2022 Jeep Grand Wagoneer Pros and Cons Review: A Match for Cadillac and Lincoln?


2022 Jeep Grand Wagoneer Pros and Cons Review: A Match for Cadillac and Lincoln?

If neither the Lincoln Navigator Black Label nor the Cadillac Escalade Platinum quite scratch your jumbo luxo-ute itch, then the new Grand Wagoneer from Jeep (on modified Ram underpinnings) is almost sure to please. It somehow manages to deliver quintessential American luxury in a fresh and authentic way.

Inside, the vibe is vaguely mid-century mod without plagiarizing Lincoln, while it trumps Cadillac’s curved OLED displays with up to 75 cumulative screen inches that all manage to present info worth viewing. Options include a passenger movie screen that remains invisible to the driver and a “relax mode” visible to all when parked, which can display things like a crackling fireplace.

MT staffers were mostly blown away by the wood trim with inlaid metal lettering, the thick leather with contrast stitching, and by the rich tones and deep bass emanating from the McIntosh 23-speaker reference audio system. “It’s peak Americana … more, more, more. There’s too much leather, too much wood, too many screens. It’s so wasteful, and yet, so wonderful. And spacious. Oh so spacious,” said senior editor Greg Fink. The third-row seat of this “short wheelbase” Grand Wagoneer matches the legroom of a Cadillac Escalade and EXT while surpassing their head, shoulder, and hiproom dimensions. The Lincoln Navigator measures larger for passenger space, but the blocky Wagoneer is the cargo champ, and we expect its long-wheelbase cousin to really earn the title bestowed by editorial-ops director Mike Floyd: “Lord Humongous, ruler of the monster SUV wasteland.”

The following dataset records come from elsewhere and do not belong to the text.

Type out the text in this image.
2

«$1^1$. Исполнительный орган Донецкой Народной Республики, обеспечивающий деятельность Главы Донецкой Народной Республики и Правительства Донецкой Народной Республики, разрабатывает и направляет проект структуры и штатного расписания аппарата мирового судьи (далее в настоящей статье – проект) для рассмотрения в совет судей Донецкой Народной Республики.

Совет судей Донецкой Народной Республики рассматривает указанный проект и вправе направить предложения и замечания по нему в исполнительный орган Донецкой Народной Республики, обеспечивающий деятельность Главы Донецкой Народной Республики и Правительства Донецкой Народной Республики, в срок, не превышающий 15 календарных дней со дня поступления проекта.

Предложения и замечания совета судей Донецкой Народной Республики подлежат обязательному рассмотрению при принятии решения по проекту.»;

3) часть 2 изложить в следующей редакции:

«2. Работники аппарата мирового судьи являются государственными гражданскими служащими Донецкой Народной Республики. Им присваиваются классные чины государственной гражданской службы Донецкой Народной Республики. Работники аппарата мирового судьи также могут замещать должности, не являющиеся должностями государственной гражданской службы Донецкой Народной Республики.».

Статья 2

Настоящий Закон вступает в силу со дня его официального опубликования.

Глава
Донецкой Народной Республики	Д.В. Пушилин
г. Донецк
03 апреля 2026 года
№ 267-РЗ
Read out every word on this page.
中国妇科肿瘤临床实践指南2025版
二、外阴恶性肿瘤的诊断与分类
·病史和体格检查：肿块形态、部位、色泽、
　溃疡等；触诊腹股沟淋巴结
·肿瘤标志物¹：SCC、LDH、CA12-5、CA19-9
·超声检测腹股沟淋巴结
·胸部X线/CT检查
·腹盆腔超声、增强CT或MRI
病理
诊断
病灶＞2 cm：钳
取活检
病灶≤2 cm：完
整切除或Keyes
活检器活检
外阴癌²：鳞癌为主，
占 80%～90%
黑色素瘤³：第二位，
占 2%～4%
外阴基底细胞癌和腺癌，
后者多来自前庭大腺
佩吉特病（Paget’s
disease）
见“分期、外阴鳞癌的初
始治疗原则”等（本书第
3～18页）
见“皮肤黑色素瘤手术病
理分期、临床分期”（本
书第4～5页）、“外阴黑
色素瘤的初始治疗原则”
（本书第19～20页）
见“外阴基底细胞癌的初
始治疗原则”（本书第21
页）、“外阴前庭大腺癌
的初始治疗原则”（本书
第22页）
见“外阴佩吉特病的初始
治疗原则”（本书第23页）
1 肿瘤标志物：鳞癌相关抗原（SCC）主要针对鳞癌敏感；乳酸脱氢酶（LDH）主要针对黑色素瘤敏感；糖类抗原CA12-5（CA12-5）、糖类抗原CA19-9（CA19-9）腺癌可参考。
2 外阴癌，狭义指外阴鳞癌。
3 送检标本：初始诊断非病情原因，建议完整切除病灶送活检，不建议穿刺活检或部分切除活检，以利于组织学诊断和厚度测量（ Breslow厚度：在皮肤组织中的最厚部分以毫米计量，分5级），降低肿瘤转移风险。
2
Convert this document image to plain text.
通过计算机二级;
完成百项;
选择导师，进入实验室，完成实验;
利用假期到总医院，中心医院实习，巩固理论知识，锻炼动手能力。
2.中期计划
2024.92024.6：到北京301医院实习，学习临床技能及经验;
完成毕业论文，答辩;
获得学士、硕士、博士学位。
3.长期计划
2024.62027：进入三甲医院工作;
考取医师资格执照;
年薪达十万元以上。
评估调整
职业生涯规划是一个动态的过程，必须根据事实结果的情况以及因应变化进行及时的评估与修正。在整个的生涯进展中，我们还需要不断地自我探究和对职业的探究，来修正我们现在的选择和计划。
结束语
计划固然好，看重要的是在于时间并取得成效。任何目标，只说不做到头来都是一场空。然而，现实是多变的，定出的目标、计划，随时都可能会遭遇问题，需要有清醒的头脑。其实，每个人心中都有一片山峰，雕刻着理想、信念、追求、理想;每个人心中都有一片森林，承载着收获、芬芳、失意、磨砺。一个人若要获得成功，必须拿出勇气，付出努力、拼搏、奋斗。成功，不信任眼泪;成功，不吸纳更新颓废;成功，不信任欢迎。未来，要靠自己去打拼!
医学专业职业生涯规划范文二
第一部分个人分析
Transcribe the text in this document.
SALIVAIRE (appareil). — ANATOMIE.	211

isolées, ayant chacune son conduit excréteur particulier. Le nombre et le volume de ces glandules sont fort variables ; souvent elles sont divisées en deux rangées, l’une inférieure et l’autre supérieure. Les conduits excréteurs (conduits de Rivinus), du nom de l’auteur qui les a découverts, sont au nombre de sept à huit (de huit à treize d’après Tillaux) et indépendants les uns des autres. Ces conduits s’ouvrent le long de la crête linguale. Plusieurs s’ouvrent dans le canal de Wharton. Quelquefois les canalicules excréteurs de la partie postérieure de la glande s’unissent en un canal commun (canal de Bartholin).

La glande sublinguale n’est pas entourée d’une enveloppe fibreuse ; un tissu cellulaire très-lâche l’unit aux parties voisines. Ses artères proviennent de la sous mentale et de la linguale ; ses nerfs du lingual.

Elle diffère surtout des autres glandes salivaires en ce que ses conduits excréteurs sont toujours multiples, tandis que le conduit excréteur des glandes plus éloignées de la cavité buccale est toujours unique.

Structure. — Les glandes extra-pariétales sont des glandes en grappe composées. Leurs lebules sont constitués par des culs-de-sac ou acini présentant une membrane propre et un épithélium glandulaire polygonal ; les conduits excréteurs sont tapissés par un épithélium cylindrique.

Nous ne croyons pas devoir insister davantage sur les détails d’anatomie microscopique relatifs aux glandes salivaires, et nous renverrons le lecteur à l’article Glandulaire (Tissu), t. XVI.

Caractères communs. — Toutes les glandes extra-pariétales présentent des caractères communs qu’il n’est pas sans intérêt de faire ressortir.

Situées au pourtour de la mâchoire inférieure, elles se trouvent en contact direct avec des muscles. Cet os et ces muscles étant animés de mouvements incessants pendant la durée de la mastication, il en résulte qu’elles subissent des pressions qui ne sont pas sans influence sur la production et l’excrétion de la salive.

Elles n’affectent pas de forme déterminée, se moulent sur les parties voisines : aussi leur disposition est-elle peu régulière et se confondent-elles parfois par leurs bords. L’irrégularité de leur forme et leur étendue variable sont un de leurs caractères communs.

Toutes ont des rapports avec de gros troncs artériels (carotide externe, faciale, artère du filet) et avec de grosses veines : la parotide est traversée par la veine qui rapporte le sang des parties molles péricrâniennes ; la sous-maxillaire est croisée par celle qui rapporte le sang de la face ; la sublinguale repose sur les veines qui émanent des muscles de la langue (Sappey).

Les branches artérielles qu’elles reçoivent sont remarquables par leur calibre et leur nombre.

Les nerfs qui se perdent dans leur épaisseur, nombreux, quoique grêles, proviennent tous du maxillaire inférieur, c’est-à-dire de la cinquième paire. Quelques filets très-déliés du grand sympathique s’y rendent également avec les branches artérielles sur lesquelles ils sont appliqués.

Associate road test editor Erick Ayapana praised the 6.4-liter “monster of an engine” and smooth transmission, but we were all let down by Jeep’s overly aggressive stability control, which utterly chops all power at the merest hint of understeer, making it impossible to generate a meaningful lateral-g or figure-eight test result. And while the steering lacked feel, its light effort renders this jumbotron more maneuverable.